Returning to an old Spanish textbook, I was recently reminded that
there are two different Spanish words for an "earthquake."
One is a temblor, the everyday kind that can be acknowledged before
returning to one's café con leche, and the other is a terremoto,
the kind of rumble that lifts tectonic plates like dinner settings,
rearranging mountains and countries. The aneurysm was a terromoto,
impossible to ignore, maybe a 7.6 on my imagined Richter Scale.
It was a big one, but not The Big One, the quake occasionally joked
about by Californians, usually in hushed, uneasy tones. That is
not to say that I expect Bigger One will come for me (once in a
lifetime is enough, thank you), but I can't think of the aneurysm
in that impossibly large way, especially now, while it is finally
becoming manageable.
It
was my neurologist who first advised me to sing along with the radio,
her prescription for a neuroplastic routine. It was good enough
advice and somewhat appropriate, because thirteen months ago, I
was a performer, a writer, and a PhD student in Theatre Studies.
It was also thirteen months ago when I became brain patient with
a vocabulary of about 30 workable words.
I soak
up the music of language, anything I could borrow from. I mimic
the song I hear and mimic you singing that song. Why not? If I once
had a small way with words, words are now having their large way
with me.
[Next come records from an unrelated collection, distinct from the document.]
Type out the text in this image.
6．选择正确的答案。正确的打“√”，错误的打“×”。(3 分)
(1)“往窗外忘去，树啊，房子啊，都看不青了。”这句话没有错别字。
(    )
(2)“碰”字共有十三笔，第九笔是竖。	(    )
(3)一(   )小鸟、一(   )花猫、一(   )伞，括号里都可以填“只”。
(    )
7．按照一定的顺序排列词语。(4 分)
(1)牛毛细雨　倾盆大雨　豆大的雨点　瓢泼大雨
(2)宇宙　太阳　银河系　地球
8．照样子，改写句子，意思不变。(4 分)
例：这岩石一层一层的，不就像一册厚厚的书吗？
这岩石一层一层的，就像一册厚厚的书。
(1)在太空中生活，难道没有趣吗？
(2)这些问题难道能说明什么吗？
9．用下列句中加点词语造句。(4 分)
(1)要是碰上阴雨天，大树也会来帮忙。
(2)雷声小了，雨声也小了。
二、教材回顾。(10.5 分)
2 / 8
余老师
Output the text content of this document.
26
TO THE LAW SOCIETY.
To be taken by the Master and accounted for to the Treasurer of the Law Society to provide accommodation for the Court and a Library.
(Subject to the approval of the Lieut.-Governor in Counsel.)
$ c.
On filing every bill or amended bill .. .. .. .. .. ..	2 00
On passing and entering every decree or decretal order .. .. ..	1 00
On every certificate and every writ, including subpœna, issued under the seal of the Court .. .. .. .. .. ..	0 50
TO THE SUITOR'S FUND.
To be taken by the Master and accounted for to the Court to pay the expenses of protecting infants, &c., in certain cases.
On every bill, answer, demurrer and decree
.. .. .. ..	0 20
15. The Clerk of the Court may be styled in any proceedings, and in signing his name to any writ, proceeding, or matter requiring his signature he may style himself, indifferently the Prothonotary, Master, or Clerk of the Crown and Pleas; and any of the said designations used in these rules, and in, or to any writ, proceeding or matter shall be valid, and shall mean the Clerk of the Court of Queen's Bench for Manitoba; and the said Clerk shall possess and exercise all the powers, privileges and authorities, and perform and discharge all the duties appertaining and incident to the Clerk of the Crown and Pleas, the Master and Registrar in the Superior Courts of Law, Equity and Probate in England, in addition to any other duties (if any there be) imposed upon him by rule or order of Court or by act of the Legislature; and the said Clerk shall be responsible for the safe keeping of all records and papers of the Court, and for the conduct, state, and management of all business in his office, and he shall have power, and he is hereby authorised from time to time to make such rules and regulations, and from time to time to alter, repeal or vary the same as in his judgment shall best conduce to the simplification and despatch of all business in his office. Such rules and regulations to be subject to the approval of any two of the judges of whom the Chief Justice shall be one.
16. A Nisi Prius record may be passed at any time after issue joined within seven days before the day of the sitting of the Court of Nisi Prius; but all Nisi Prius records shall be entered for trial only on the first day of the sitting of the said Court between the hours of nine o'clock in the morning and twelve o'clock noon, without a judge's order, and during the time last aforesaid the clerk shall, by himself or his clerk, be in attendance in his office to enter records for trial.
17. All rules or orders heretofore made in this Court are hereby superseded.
And in spite of that, I see that my English is getting
better, better than good.
These
days, I experience only rare outbursts of lack, which would be more
unnerving if they weren't so miraculously insignificant. I can't
order a dish in Spanish at my favorite Mexican restaurant, El Super
Burrito. I can't keep the words of "The Pledge of Allegiance"
straight, though I recited it every school-day from ages 6 to 13.
Even the missteps are sometimes enjoyable, because it's only been
a year, and I can read again. I can speak, if I occasionally stutter.
I can write, even if I write about how incredibly difficult it is
to write. I read every word I write down, say it aloud in cadence
and time, listening to hear if the song works or not.
I do
wonder though about this process -- this repeating, this recording,
this recovery --adding a world of words to my so recently barren
store. There is a picture that disturbs me: a reoccurring image
I have of a mynah bird, fixed on a perch, singing its bittersweet
tune. I've been told that the more perfect the bird's training,
the more perfectly she will be able to sound like the people around
her. But if the bird will sound more and more like you, then she
will also sound less and less like herself.